Künstler und Software-Ingenieure, die sich in Paris austauschen; Andreas Angelidakis und Nanos Valaoritis, die in Athen „Cadavre Exquis“ spielen

Von Christoph Amend
07.12.2016

Herr Obrist, was haben Sie gesehen?

Ich habe interessante Dinge in Griechenland gesehen, aber zuvor noch ein paar Sätze zu Paris, wo ich gerade herkomme, von einer Konferenz des Google Cultural Insti­tute. Da ging es um Machine Learning, um künstliche Intelligenz, und ich habe dort Panels veranstaltet, die jeweils einen Künstler oder Architekten mit einem Ingenieur zusammenbringen. Inspiriert von Billy Klüvers „Arts and Technology“-Programm in den Sechzigerjahren, als er im Auftrag der Telefonfirma Bell zum Beispiel Jean Tinguely und Robert Rauschenberg mit Technikern des Konzerns zusammenbrachte und ganz neue Projekte entstanden.

Bell war eine Art Google seiner Zeit.

Exakt. Wir haben jetzt etwa Hito Steyerl mit dem Ingenieur Mike Tyka zusammengebracht und Rachel Rose mit Kenric McDowell. Und dann ist beim Mittagessen etwas Unerwartetes passiert: Ich saß mit meinem Kollegen, dem Kurator und Digitalexperten Ben Vickers, und dem Künstler James Bridle zusammen, und auf einmal fragte mich Ben, wieso ich bei meinem Handschriftenprojekt auf Instagram …

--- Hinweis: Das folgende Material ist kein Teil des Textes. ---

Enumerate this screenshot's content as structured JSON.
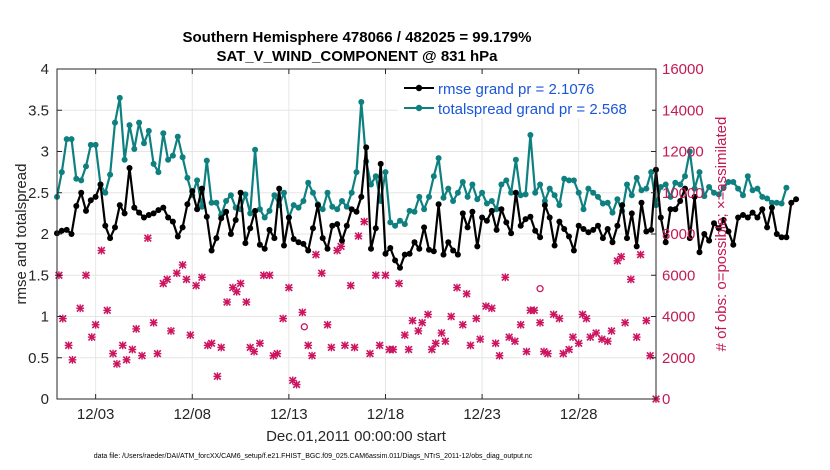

… wo Sie handschriftliche Notizen und Zeichnungen von Künstlern sammeln …

… eigentlich nicht den „Cadavre Exquis“ wieder einführe. Das alte surrealistische Spiel, wo man ein Blatt drei-, viermal faltet, und jemand schreibt oder zeichnet etwas, ohne zu wissen, was der Vorgänger geschrieben oder gezeichnet hat. 

Warum heißt das Spiel eigentlich „Cadavre Exquis“, köstliche Leiche? 

Laut André Breton war der erste gebildete Satz des Spiels: „Der köstliche Leichnam wird den neuen Wein trinken.“

Sie führen das Projekt jetzt als „Exquisite Corps“ auf Instagram fort?

Wir haben gleich beim Mittagessen damit angefangen: Der erste neue „Exquisite Corps“ (Abb.) ist von Hito Steyerl, James Bridle und Mike Tyka. Ist das nicht komisch, dass wir ausgerechnet Google und eine Konferenz über künstliche Intelligenz brauchten, um auf diese Low-Tech-Idee zu kommen? Anschließend sind Ben Vickers und ich nach Athen geflogen, weil wir dort für das kommende Frühjahr eine Maria-Lassnig-Ausstellung vorbereiten. 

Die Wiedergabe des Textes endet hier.